Alors on essaie de comprendre ce qui nous arrive. On se demande si on a simplement besoin de vacances, d’un meilleur équilibre, d’un nouveau projet, d’une reconversion ou d’un autre travail. On ouvre des dizaines d’onglets. On écoute des podcasts. On lit énormément. On réfléchit beaucoup. On cherche “la bonne réponse”. Mais plus on essaie d’obtenir une direction parfaitement claire immédiatement, plus tout semble devenir flou.

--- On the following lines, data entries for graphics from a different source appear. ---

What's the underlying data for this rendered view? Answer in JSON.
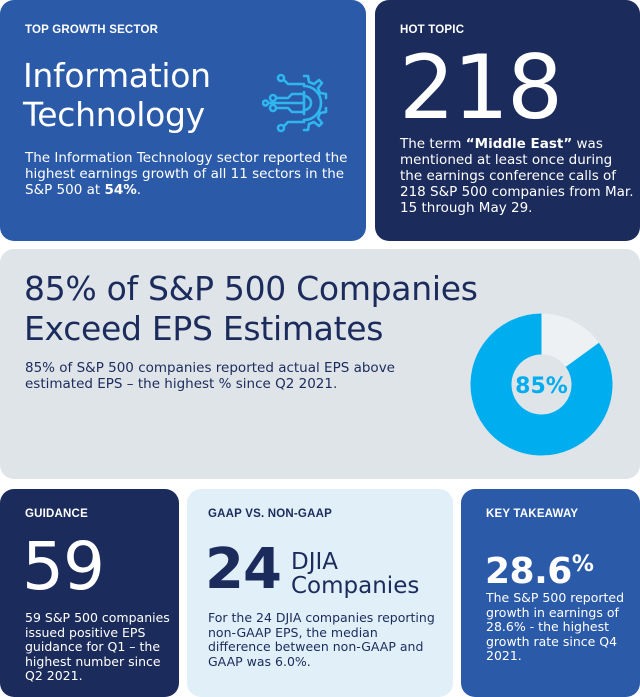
{
  "top_growth": {
    "label": "TOP GROWTH SECTOR",
    "title_line1": "Information",
    "title_line2": "Technology",
    "body_pre": "The Information Technology sector reported the highest earnings growth of all 11 sectors in the S&P 500 at ",
    "body_bold": "54%",
    "body_post": ".",
    "icon": "circuit-gear-icon"
  },
  "hot_topic": {
    "label": "HOT TOPIC",
    "number": "218",
    "body_pre": "The term ",
    "body_bold": "“Middle East”",
    "body_post": " was mentioned at least once during the earnings conference calls of 218 S&P 500 companies from Mar. 15 through May 29."
  },
  "eps": {
    "headline_line1": "85% of S&P 500 Companies",
    "headline_line2": "Exceed EPS Estimates",
    "body": "85% of S&P 500 companies reported actual EPS above estimated EPS – the highest % since Q2 2021.",
    "donut_value": 85,
    "donut_label": "85%"
  },
  "guidance": {
    "label": "GUIDANCE",
    "number": "59",
    "body": "59 S&P 500 companies issued positive EPS guidance for Q1 – the highest number since Q2 2021."
  },
  "gaap": {
    "label": "GAAP VS. NON-GAAP",
    "number": "24",
    "sub_line1": "DJIA",
    "sub_line2": "Companies",
    "body": "For the 24 DJIA companies reporting non-GAAP EPS, the median difference between non-GAAP and GAAP was 6.0%."
  },
  "takeaway": {
    "label": "KEY TAKEAWAY",
    "number": "28.6",
    "number_suffix": "%",
    "body": "The S&P 500 reported growth in earnings of 28.6% - the highest growth rate since Q4 2021."
  },
  "colors": {
    "royal_blue": "#2b5aa9",
    "navy": "#1b2b5c",
    "light_gray": "#dfe4e9",
    "light_blue": "#e1eff8",
    "cyan_accent": "#00aeef",
    "donut_track": "#eef1f4"
  }
}
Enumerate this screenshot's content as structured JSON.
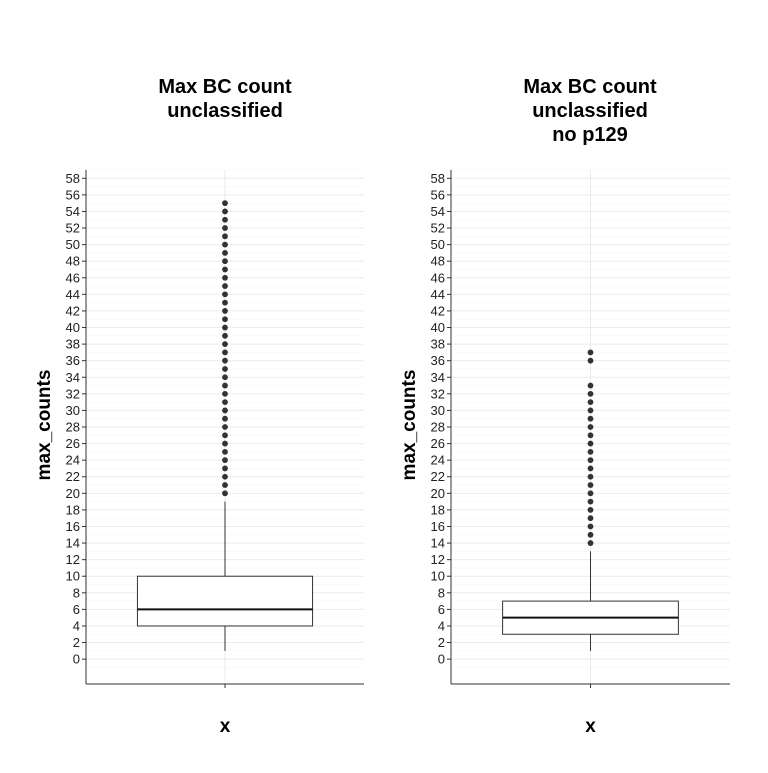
{
  "chart_data": [
    {
      "type": "box",
      "title_lines": [
        "Max BC count",
        "unclassified"
      ],
      "xlabel": "x",
      "ylabel": "max_counts",
      "y_ticks": [
        0,
        2,
        4,
        6,
        8,
        10,
        12,
        14,
        16,
        18,
        20,
        22,
        24,
        26,
        28,
        30,
        32,
        34,
        36,
        38,
        40,
        42,
        44,
        46,
        48,
        50,
        52,
        54,
        56,
        58
      ],
      "ylim": [
        -3,
        59
      ],
      "grid": true,
      "box": {
        "min": 1,
        "q1": 4,
        "median": 6,
        "q3": 10,
        "max": 19
      },
      "outliers": [
        20,
        21,
        22,
        23,
        24,
        25,
        26,
        27,
        28,
        29,
        30,
        31,
        32,
        33,
        34,
        35,
        36,
        37,
        38,
        39,
        40,
        41,
        42,
        43,
        44,
        45,
        46,
        47,
        48,
        49,
        50,
        51,
        52,
        53,
        54,
        55
      ]
    },
    {
      "type": "box",
      "title_lines": [
        "Max BC count",
        "unclassified",
        "no p129"
      ],
      "xlabel": "x",
      "ylabel": "max_counts",
      "y_ticks": [
        0,
        2,
        4,
        6,
        8,
        10,
        12,
        14,
        16,
        18,
        20,
        22,
        24,
        26,
        28,
        30,
        32,
        34,
        36,
        38,
        40,
        42,
        44,
        46,
        48,
        50,
        52,
        54,
        56,
        58
      ],
      "ylim": [
        -3,
        59
      ],
      "grid": true,
      "box": {
        "min": 1,
        "q1": 3,
        "median": 5,
        "q3": 7,
        "max": 13
      },
      "outliers": [
        14,
        15,
        16,
        17,
        18,
        19,
        20,
        21,
        22,
        23,
        24,
        25,
        26,
        27,
        28,
        29,
        30,
        31,
        32,
        33,
        36,
        37
      ]
    }
  ]
}
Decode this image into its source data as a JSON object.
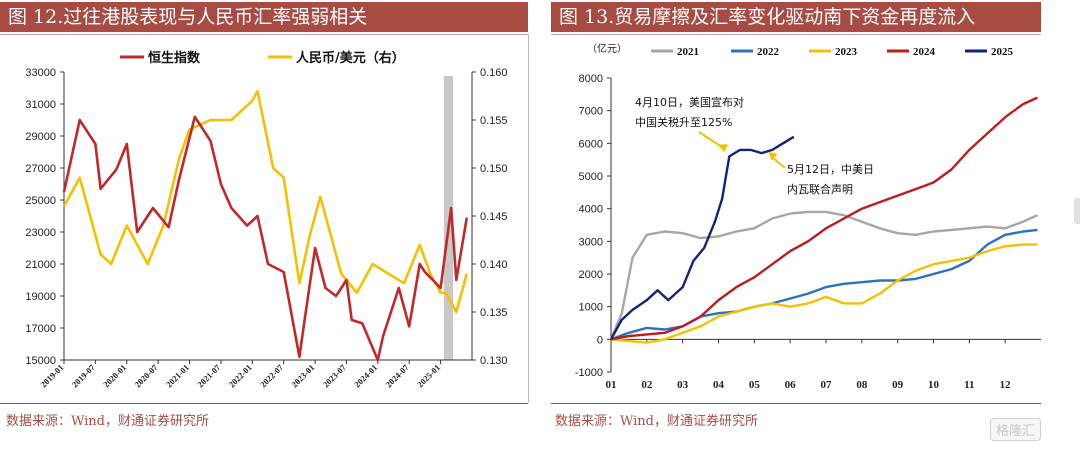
{
  "left_panel": {
    "title": "图 12.过往港股表现与人民币汇率强弱相关",
    "source": "数据来源：Wind，财通证券研究所"
  },
  "right_panel": {
    "title": "图 13.贸易摩擦及汇率变化驱动南下资金再度流入",
    "source": "数据来源：Wind，财通证券研究所"
  },
  "watermark": "格隆汇",
  "colors": {
    "title_bg": "#a84c43",
    "hsi": "#c0282b",
    "cny": "#f5c000",
    "y2021": "#a6a6a6",
    "y2022": "#2a72c0",
    "y2023": "#f5c000",
    "y2024": "#c01b1b",
    "y2025": "#12237a",
    "shade": "#c8c8c8"
  },
  "chart_data": [
    {
      "type": "line",
      "legend": [
        "恒生指数",
        "人民币/美元（右）"
      ],
      "left_axis": {
        "ticks": [
          "33000",
          "31000",
          "29000",
          "27000",
          "25000",
          "23000",
          "21000",
          "19000",
          "17000",
          "15000"
        ],
        "ylim": [
          15000,
          33000
        ]
      },
      "right_axis": {
        "ticks": [
          "0.160",
          "0.155",
          "0.150",
          "0.145",
          "0.140",
          "0.135",
          "0.130"
        ],
        "ylim": [
          0.13,
          0.16
        ]
      },
      "x_ticks": [
        "2019-01",
        "2019-07",
        "2020-01",
        "2020-07",
        "2021-01",
        "2021-07",
        "2022-01",
        "2022-07",
        "2023-01",
        "2023-07",
        "2024-01",
        "2024-07",
        "2025-01"
      ],
      "xlim": [
        "2019-01",
        "2025-07"
      ],
      "shaded_period": [
        "2025-02",
        "2025-03"
      ],
      "series": [
        {
          "name": "恒生指数",
          "axis": "left",
          "x": [
            "2019-01",
            "2019-04",
            "2019-07",
            "2019-08",
            "2019-11",
            "2020-01",
            "2020-03",
            "2020-06",
            "2020-09",
            "2020-11",
            "2021-02",
            "2021-05",
            "2021-07",
            "2021-09",
            "2021-12",
            "2022-02",
            "2022-04",
            "2022-07",
            "2022-10",
            "2022-11",
            "2023-01",
            "2023-03",
            "2023-05",
            "2023-07",
            "2023-08",
            "2023-10",
            "2024-01",
            "2024-02",
            "2024-05",
            "2024-07",
            "2024-09",
            "2024-10",
            "2025-01",
            "2025-03",
            "2025-04",
            "2025-06"
          ],
          "values": [
            25500,
            30000,
            28500,
            25700,
            26900,
            28500,
            23000,
            24500,
            23300,
            26300,
            30200,
            28700,
            26000,
            24500,
            23400,
            24000,
            21000,
            20500,
            15200,
            17500,
            22000,
            19500,
            19000,
            20000,
            17500,
            17300,
            15000,
            16500,
            19500,
            17100,
            21000,
            20500,
            19500,
            24500,
            20000,
            23900
          ]
        },
        {
          "name": "人民币/美元（右）",
          "axis": "right",
          "x": [
            "2019-01",
            "2019-04",
            "2019-08",
            "2019-10",
            "2020-01",
            "2020-05",
            "2020-08",
            "2020-11",
            "2021-01",
            "2021-05",
            "2021-09",
            "2022-01",
            "2022-02",
            "2022-05",
            "2022-07",
            "2022-10",
            "2022-12",
            "2023-02",
            "2023-06",
            "2023-09",
            "2023-12",
            "2024-03",
            "2024-06",
            "2024-09",
            "2024-11",
            "2025-01",
            "2025-02",
            "2025-04",
            "2025-06"
          ],
          "values": [
            0.146,
            0.149,
            0.141,
            0.14,
            0.144,
            0.14,
            0.144,
            0.151,
            0.154,
            0.155,
            0.155,
            0.157,
            0.158,
            0.15,
            0.149,
            0.138,
            0.143,
            0.147,
            0.139,
            0.137,
            0.14,
            0.139,
            0.138,
            0.142,
            0.139,
            0.137,
            0.137,
            0.135,
            0.139
          ]
        }
      ]
    },
    {
      "type": "line",
      "y_unit": "（亿元）",
      "legend": [
        "2021",
        "2022",
        "2023",
        "2024",
        "2025"
      ],
      "y_ticks": [
        "8000",
        "7000",
        "6000",
        "5000",
        "4000",
        "3000",
        "2000",
        "1000",
        "0",
        "-1000"
      ],
      "ylim": [
        -1000,
        8000
      ],
      "x_ticks": [
        "01",
        "02",
        "03",
        "04",
        "05",
        "06",
        "07",
        "08",
        "09",
        "10",
        "11",
        "12"
      ],
      "xlim": [
        1,
        13
      ],
      "annotations": [
        {
          "text": [
            "4月10日，美国宣布对",
            "中国关税升至125%"
          ],
          "x": 4.1,
          "y": 5600
        },
        {
          "text": [
            "5月12日，中美日",
            "内瓦联合声明"
          ],
          "x": 5.4,
          "y": 5800
        }
      ],
      "series": [
        {
          "name": "2021",
          "x": [
            1,
            1.3,
            1.6,
            2.0,
            2.5,
            3.0,
            3.5,
            4.0,
            4.5,
            5.0,
            5.5,
            6.0,
            6.5,
            7.0,
            7.5,
            8.0,
            8.5,
            9.0,
            9.5,
            10.0,
            10.5,
            11.0,
            11.5,
            12.0,
            12.5,
            12.9
          ],
          "values": [
            0,
            800,
            2500,
            3200,
            3300,
            3250,
            3100,
            3150,
            3300,
            3400,
            3700,
            3850,
            3900,
            3900,
            3800,
            3600,
            3400,
            3250,
            3200,
            3300,
            3350,
            3400,
            3450,
            3400,
            3600,
            3800
          ]
        },
        {
          "name": "2022",
          "x": [
            1,
            1.5,
            2.0,
            2.5,
            3.0,
            3.5,
            4.0,
            4.5,
            5.0,
            5.5,
            6.0,
            6.5,
            7.0,
            7.5,
            8.0,
            8.5,
            9.0,
            9.5,
            10.0,
            10.5,
            11.0,
            11.5,
            12.0,
            12.5,
            12.9
          ],
          "values": [
            0,
            200,
            350,
            300,
            400,
            700,
            800,
            850,
            1000,
            1100,
            1250,
            1400,
            1600,
            1700,
            1750,
            1800,
            1800,
            1850,
            2000,
            2150,
            2400,
            2900,
            3200,
            3300,
            3350
          ]
        },
        {
          "name": "2023",
          "x": [
            1,
            1.5,
            2.0,
            2.5,
            3.0,
            3.5,
            4.0,
            4.5,
            5.0,
            5.5,
            6.0,
            6.5,
            7.0,
            7.5,
            8.0,
            8.5,
            9.0,
            9.5,
            10.0,
            10.5,
            11.0,
            11.5,
            12.0,
            12.5,
            12.9
          ],
          "values": [
            0,
            -50,
            -100,
            0,
            200,
            400,
            700,
            850,
            1000,
            1100,
            1000,
            1100,
            1300,
            1100,
            1100,
            1400,
            1800,
            2100,
            2300,
            2400,
            2500,
            2700,
            2850,
            2900,
            2900
          ]
        },
        {
          "name": "2024",
          "x": [
            1,
            1.5,
            2.0,
            2.5,
            3.0,
            3.5,
            4.0,
            4.5,
            5.0,
            5.5,
            6.0,
            6.5,
            7.0,
            7.5,
            8.0,
            8.5,
            9.0,
            9.5,
            10.0,
            10.5,
            11.0,
            11.5,
            12.0,
            12.5,
            12.9
          ],
          "values": [
            0,
            100,
            150,
            200,
            400,
            700,
            1200,
            1600,
            1900,
            2300,
            2700,
            3000,
            3400,
            3700,
            4000,
            4200,
            4400,
            4600,
            4800,
            5200,
            5800,
            6300,
            6800,
            7200,
            7400
          ]
        },
        {
          "name": "2025",
          "x": [
            1,
            1.3,
            1.6,
            2.0,
            2.3,
            2.6,
            3.0,
            3.3,
            3.6,
            3.9,
            4.1,
            4.3,
            4.6,
            4.9,
            5.2,
            5.5,
            5.8,
            6.1
          ],
          "values": [
            0,
            600,
            900,
            1200,
            1500,
            1200,
            1600,
            2400,
            2800,
            3600,
            4300,
            5600,
            5800,
            5800,
            5700,
            5800,
            6000,
            6200
          ]
        }
      ]
    }
  ]
}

Et honnêtement, je crois que beaucoup de femmes se pensent “perdues professionnellement” alors qu’elles sont surtout en train de traverser une transformation beaucoup plus profonde.
Les signes d’une perte de sens professionnelle
Quand on parle de perte de sens professionnelle, beaucoup de personnes imaginent immédiatement un burn-out spectaculaire ou une envie soudaine de tout quitter du jour au lendemain. Mais dans la réalité, c’est souvent beaucoup plus silencieux que cela.
- Certaines femmes commencent à ressentir une fatigue étrange dès le réveil, alors même qu’elles ne détestent pas forcément leur travail.
- D’autres deviennent plus irritables, plus sensibles, plus vite épuisées par des tâches qu’elles arrivaient pourtant à gérer auparavant.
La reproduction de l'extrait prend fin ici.